Like the communities who acquired skills in various forms like pottery, drumming and so on, the traditional community of jewellers have continued generation after generation to sell their skills in making jewellery, some of which must be in the homes of the rich and famous all over the world. They however earn a pittance for their skills while the traders who buy their goods reap the benefits.

One of the roads in Madapathala is named after U.A. Simon de Silva who lived in Madapathala for 84 years and died in 1971 and is said to be royal jeweller and a superb craftsman.

Small pockets of these craftspersons are also found in various parts of the island, supposedly in places where there were kingdoms. Legend has it that King Kavantissa married Viharamahadevi and set up their kingdom in Ruhuna. Some of these jewellers in the Madapathala area say that their ancestors served King Kavantissa.

Most of these small time goldsmiths are struggling to eke out a decent living as they work for others - traders - who earn the big bucks. Though some of their skillfully crafted jewellery are exhibited and sold in such exhibitions like the FACETS 2004, concluded recently at the Hotel Hilton, with a estimated sales figure of $3 million, these village craftspersons have no direct access to these exhibitions or buyers. The big stores and traders come to their workshops, bargain and buy their best crafted products at very low prices that are then sold at these exhibitions or to foreign visitors at fancy prices.

The Madapathala goldsmiths complain that the government is not doing anything to uplift their trade and help them secure their own markers instead of going through middlemen. What they lack is capital and marketing skills to start a business of their own instead of depending on others. Most of them are employed in workshops run by others, either for a fixed salary or on piece rate.

It is estimated that these goldsmiths in Galle deal with around eight kilograms of gold in the form of various ornaments, apart from silver and other metal work. A sovereign weighing eight grams would now cost around Rs 11,000. Though these people also deal with various gems it would be difficult to estimate how much money is transacted.

They are hoping the government will help them to get loans through banks at concessionary interest rates without collateral. They said that bank loans are very hard to come by for them. They could also be provided with some sophisticated machinery, like in other countries, on concessionary rates so that they could be competitive in the international market.

At Madapathala, A.W. Nihal, 40 years, has three children and has been engaged as a goldsmith since his childhood. His parents, grand parents and great grand parents also were engaged in the jewellery craft. He works for others and is paid on a piece rate.

Chandra Jayasekera, another goldsmith working in workshop owned by someone else, also laments the lack of support for their industry saying he recently made jewellery for some foreigners while a gold ring studded with gems and crafted by him was sold to an American tourist.

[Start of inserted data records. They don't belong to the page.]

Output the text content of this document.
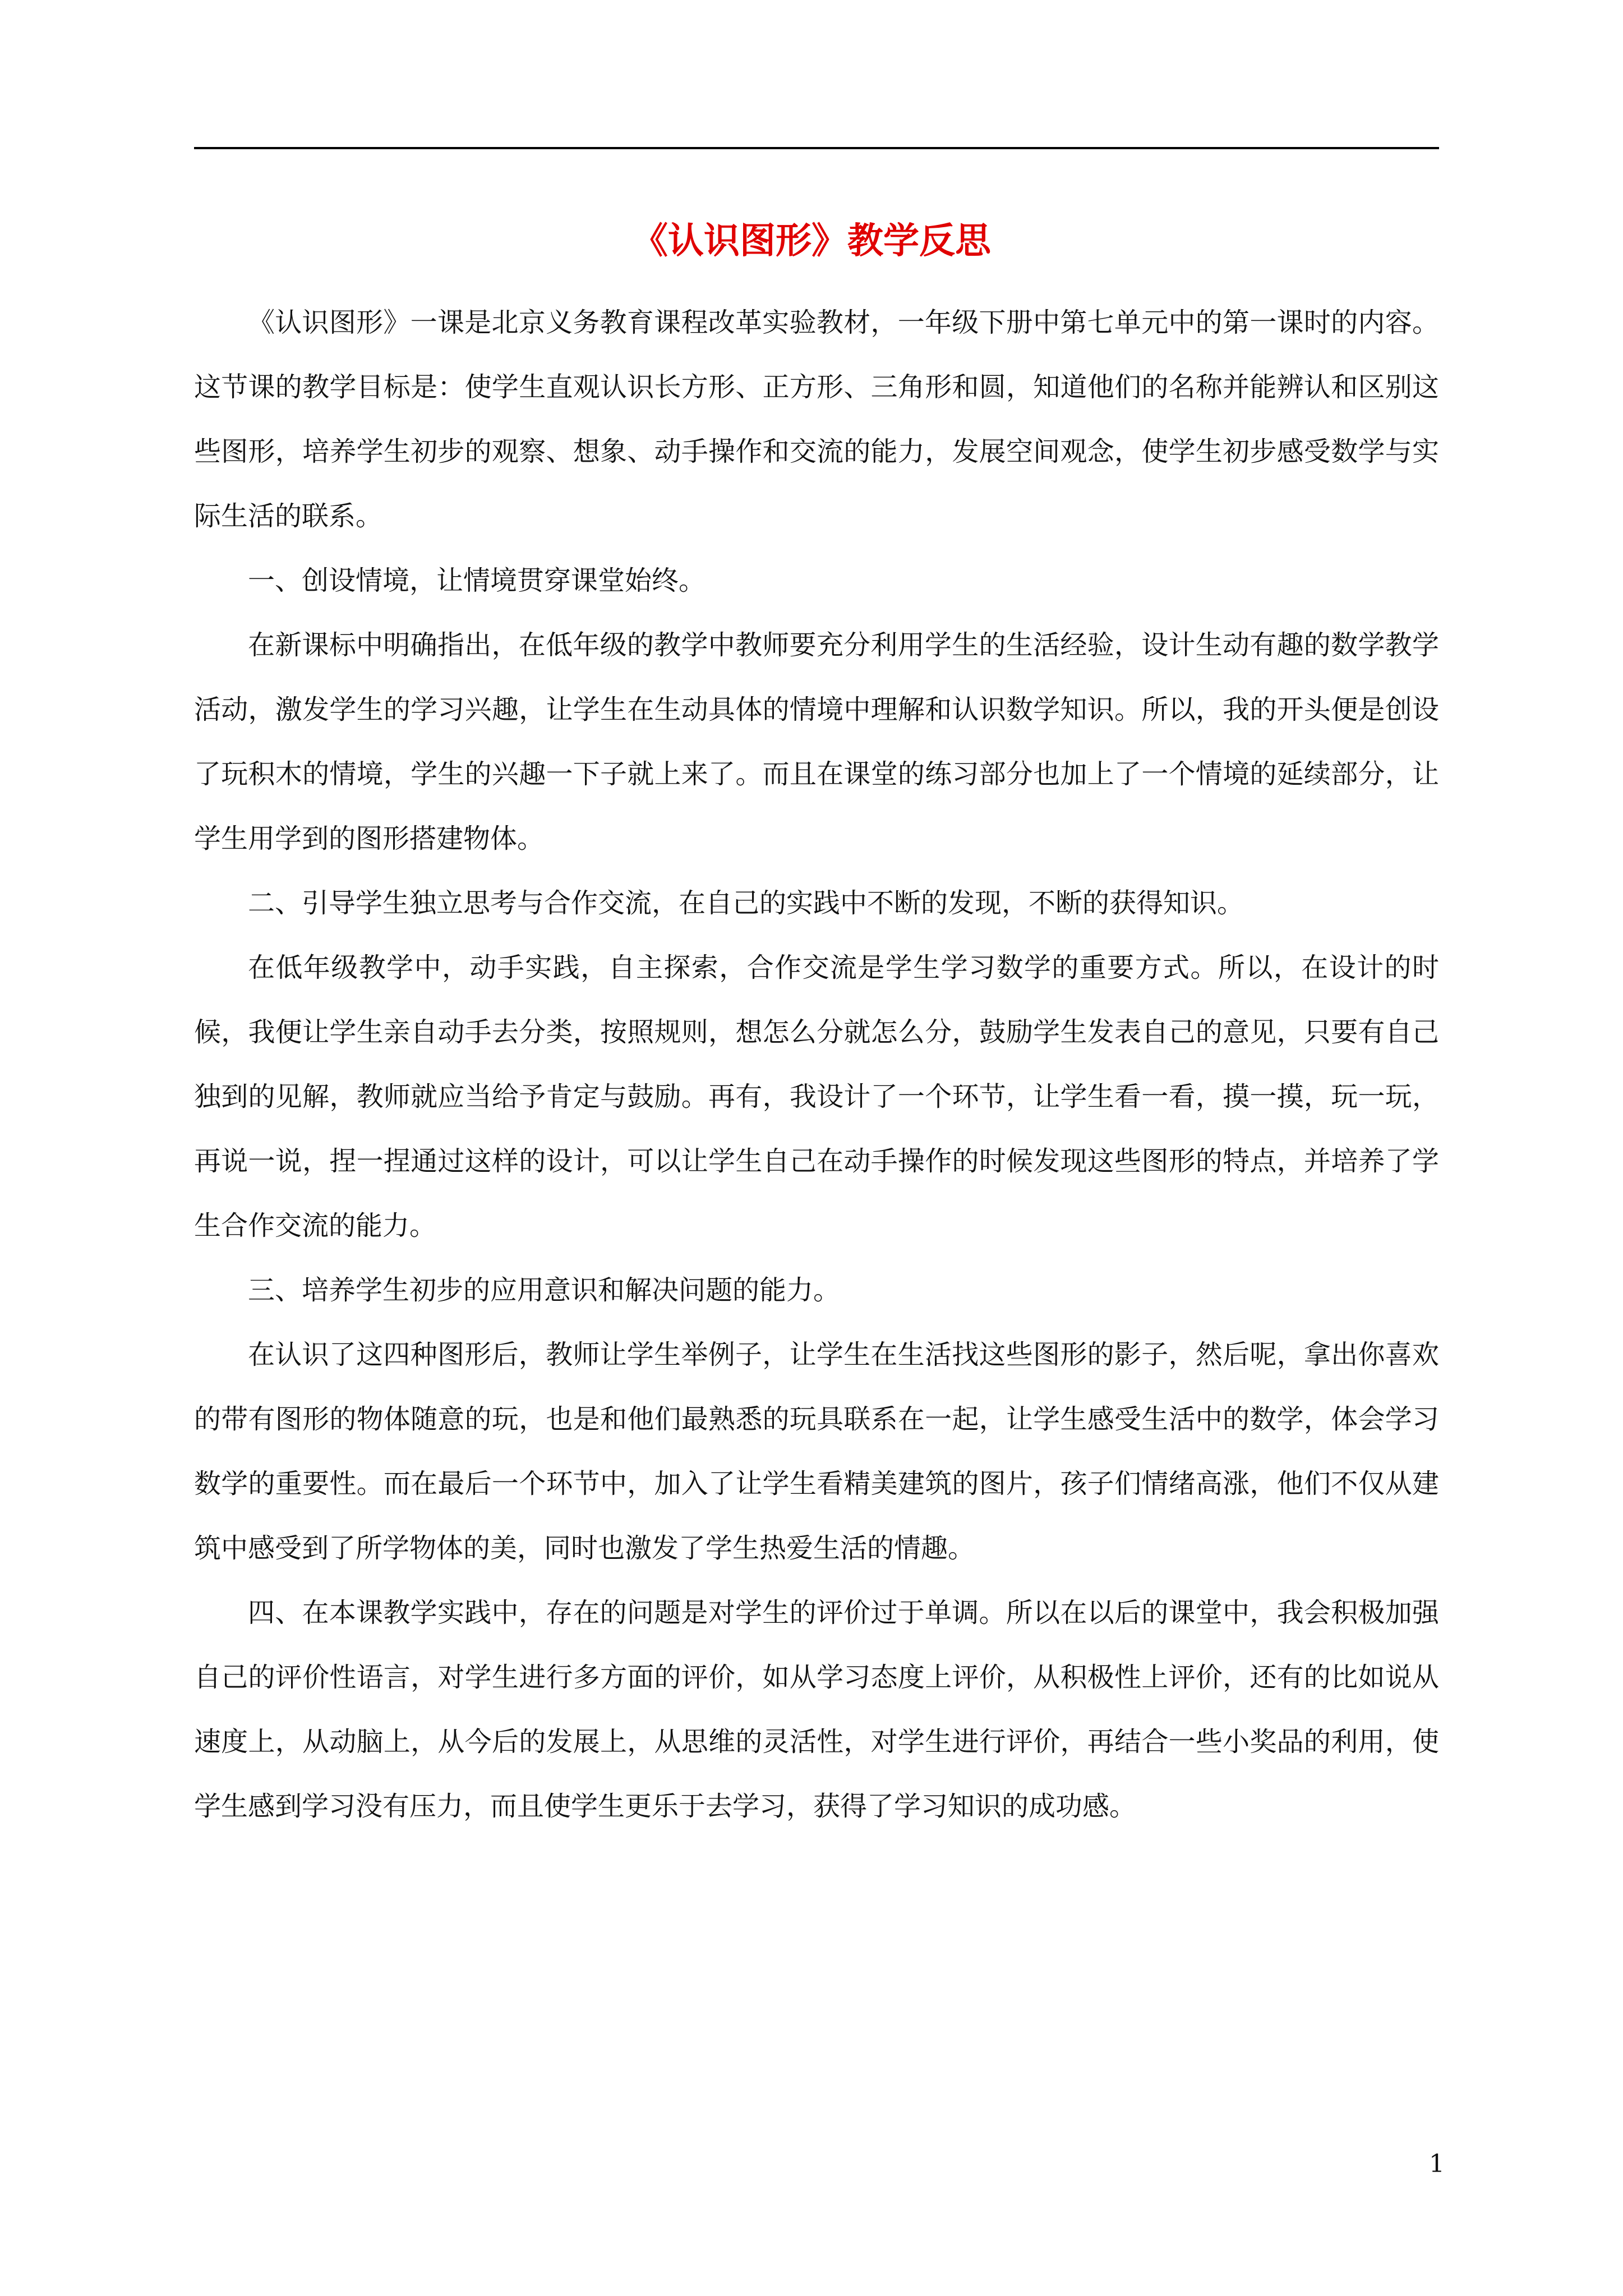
《认识图形》教学反思

《认识图形》一课是北京义务教育课程改革实验教材，一年级下册中第七单元中的第一课时的内容。这节课的教学目标是：使学生直观认识长方形、正方形、三角形和圆，知道他们的名称并能辨认和区别这些图形，培养学生初步的观察、想象、动手操作和交流的能力，发展空间观念，使学生初步感受数学与实际生活的联系。

一、创设情境，让情境贯穿课堂始终。

在新课标中明确指出，在低年级的教学中教师要充分利用学生的生活经验，设计生动有趣的数学教学活动，激发学生的学习兴趣，让学生在生动具体的情境中理解和认识数学知识。所以，我的开头便是创设了玩积木的情境，学生的兴趣一下子就上来了。而且在课堂的练习部分也加上了一个情境的延续部分，让学生用学到的图形搭建物体。

二、引导学生独立思考与合作交流，在自己的实践中不断的发现，不断的获得知识。

在低年级教学中，动手实践，自主探索，合作交流是学生学习数学的重要方式。所以，在设计的时候，我便让学生亲自动手去分类，按照规则，想怎么分就怎么分，鼓励学生发表自己的意见，只要有自己独到的见解，教师就应当给予肯定与鼓励。再有，我设计了一个环节，让学生看一看，摸一摸，玩一玩，再说一说，捏一捏通过这样的设计，可以让学生自己在动手操作的时候发现这些图形的特点，并培养了学生合作交流的能力。

三、培养学生初步的应用意识和解决问题的能力。

在认识了这四种图形后，教师让学生举例子，让学生在生活找这些图形的影子，然后呢，拿出你喜欢的带有图形的物体随意的玩，也是和他们最熟悉的玩具联系在一起，让学生感受生活中的数学，体会学习数学的重要性。而在最后一个环节中，加入了让学生看精美建筑的图片，孩子们情绪高涨，他们不仅从建筑中感受到了所学物体的美，同时也激发了学生热爱生活的情趣。

四、在本课教学实践中，存在的问题是对学生的评价过于单调。所以在以后的课堂中，我会积极加强自己的评价性语言，对学生进行多方面的评价，如从学习态度上评价，从积极性上评价，还有的比如说从速度上，从动脑上，从今后的发展上，从思维的灵活性，对学生进行评价，再结合一些小奖品的利用，使学生感到学习没有压力，而且使学生更乐于去学习，获得了学习知识的成功感。

1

In Dangedara, the husband-and-wife-team of U.W. Janath and K.M.A. Roshanthi, has a jewellery workshop in their house, with the craft coming down the ages from Janath's ancestors.

Victor and Mallika de Silva in Bingeuda, another husband-and-wife combination now in their sixties could be classified as middle level gem and jewellery traders. They trade expensive gems and also run a jewellery factory with several craftsmen employed there. They have calibrated gems to be studded in jewellery. They said that they are getting a good income from their gem and jewellery transactions. They work on rubies, sapphires and diamonds which are studded in gold ornaments.